Kader kavramına/konusuna farklı yaklaşan mezheplere birkaç örnek vermemiz gerekirse;
Cebriye: İnsanın eylemlerinde/fiillerinde hiçbir davranış özgürlüğü/seçmesi yoktur. İnsan rüzgarın sürüklediği bir yaprağa benzer. Her türlü fiil Allah tarafından önceden yazılarak belirlenmiştir.
Mutezile: Allah insanın hiçbir fiilini belirlememiştir, insan tamamen hürdür, herkes kendi fiilini kendisi yapar, sınanmak için verilen sorumluluk ve ahirette hesaba çekilmek için bu zorunluluktur.
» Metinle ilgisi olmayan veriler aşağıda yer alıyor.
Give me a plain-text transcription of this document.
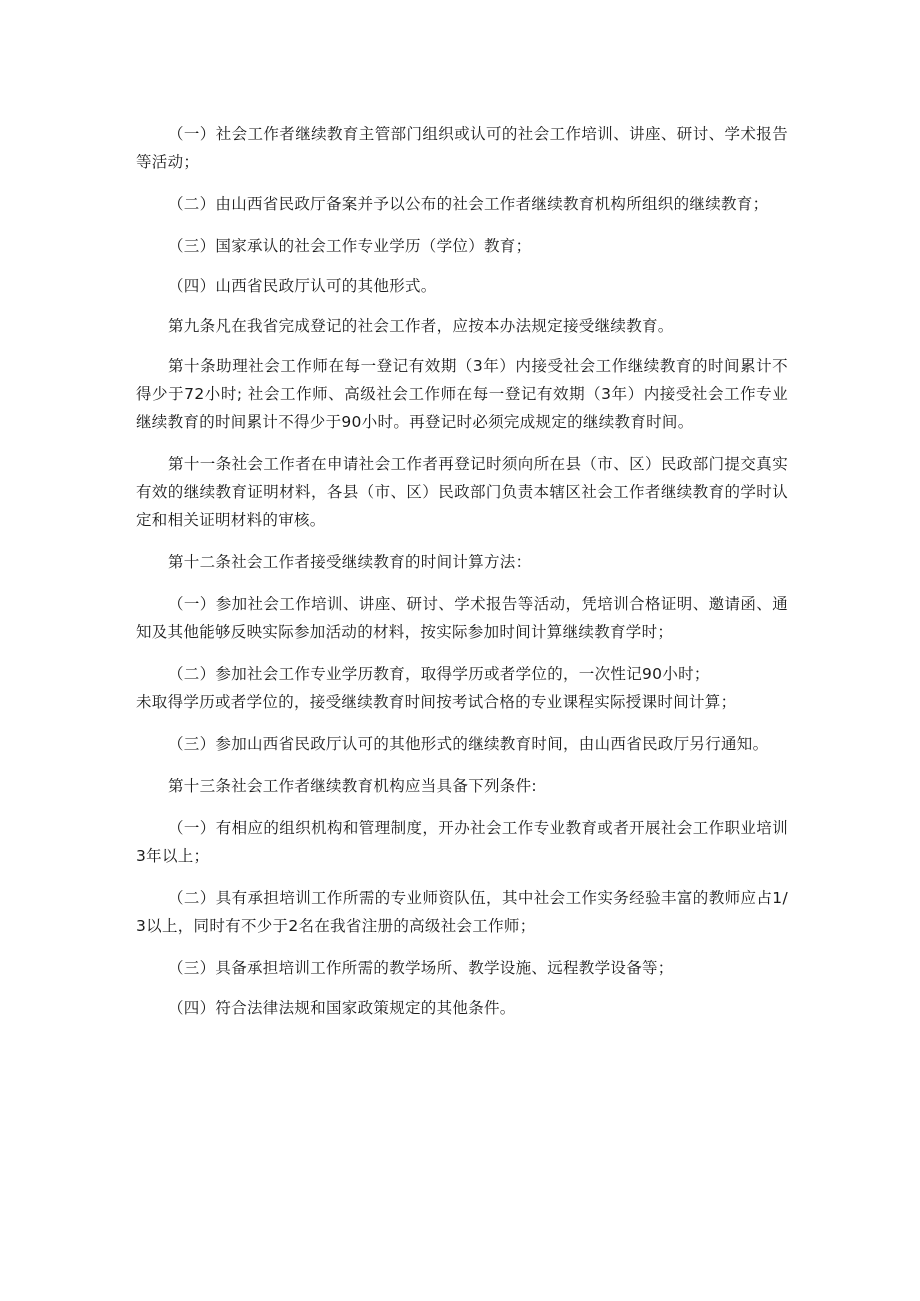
（一）社会工作者继续教育主管部门组织或认可的社会工作培训、讲座、研讨、学术报告等活动；

（二）由山西省民政厅备案并予以公布的社会工作者继续教育机构所组织的继续教育；

（三）国家承认的社会工作专业学历（学位）教育；

（四）山西省民政厅认可的其他形式。

第九条凡在我省完成登记的社会工作者，应按本办法规定接受继续教育。

第十条助理社会工作师在每一登记有效期（3年）内接受社会工作继续教育的时间累计不得少于72小时; 社会工作师、高级社会工作师在每一登记有效期（3年）内接受社会工作专业继续教育的时间累计不得少于90小时。再登记时必须完成规定的继续教育时间。

第十一条社会工作者在申请社会工作者再登记时须向所在县（市、区）民政部门提交真实有效的继续教育证明材料，各县（市、区）民政部门负责本辖区社会工作者继续教育的学时认定和相关证明材料的审核。

第十二条社会工作者接受继续教育的时间计算方法：

（一）参加社会工作培训、讲座、研讨、学术报告等活动，凭培训合格证明、邀请函、通知及其他能够反映实际参加活动的材料，按实际参加时间计算继续教育学时；

（二）参加社会工作专业学历教育，取得学历或者学位的，一次性记90小时；

未取得学历或者学位的，接受继续教育时间按考试合格的专业课程实际授课时间计算；

（三）参加山西省民政厅认可的其他形式的继续教育时间，由山西省民政厅另行通知。

第十三条社会工作者继续教育机构应当具备下列条件:

（一）有相应的组织机构和管理制度，开办社会工作专业教育或者开展社会工作职业培训3年以上；

（二）具有承担培训工作所需的专业师资队伍，其中社会工作实务经验丰富的教师应占1/3以上，同时有不少于2名在我省注册的高级社会工作师；

（三）具备承担培训工作所需的教学场所、教学设施、远程教学设备等；

（四）符合法律法规和国家政策规定的其他条件。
Ehl-i Sünnet: İnsan hürdür, Ahirette insanın sorumlu tutulması için bu zorunludur. Ancak, insanın ne yapacağını Allah önceden bilir, bildiği için de belirlemiştir. Ehl-i Sünnet’in itikad/akide konusunda iki kanadı vardır, Eş’arilik ve Maturidilik. Kader konusunda Eş’arilik Cebriye’ye, Maturidilik ise Mutezile’ye daha yakındır. Ehl-i Sünnet’e hakim görüş Eş’ariliğin görüşü olmuştur.
3- KADER’E ”BATIL/SAPKIN” YÜKLEMELERİN PRATİK HAYATA YANSIMALARI VE DOĞURDUĞU SONUÇLAR:
1- Zalim iktidarlar/yöneticiler ve bunlardan nemalananlar.
2- Sömürülen, ezilen, mağdur/mazlum ve mustaz’af kesimler.
3- ”Ete süte” dokunmayan orta yolcu ilk kelamcılar
4- Toplumun ekseriyetini oluşturan edilgen cahil yığınlar.
Günmüzde de bu ‘kaderci’ tutumun yerleştiği hatta deyimleştiği belirtildi. Örneğin; ‘Kader mahkumu’ gibi.
Son iki başlığıda inceleyen/değerlendiren/örneklendiren Kemal Songür konuşmasını sonlandırdı. Ardından soru-cevap bölününde soruları cevaplayan yazar teşekkür ederek kürsüden ayrıldı.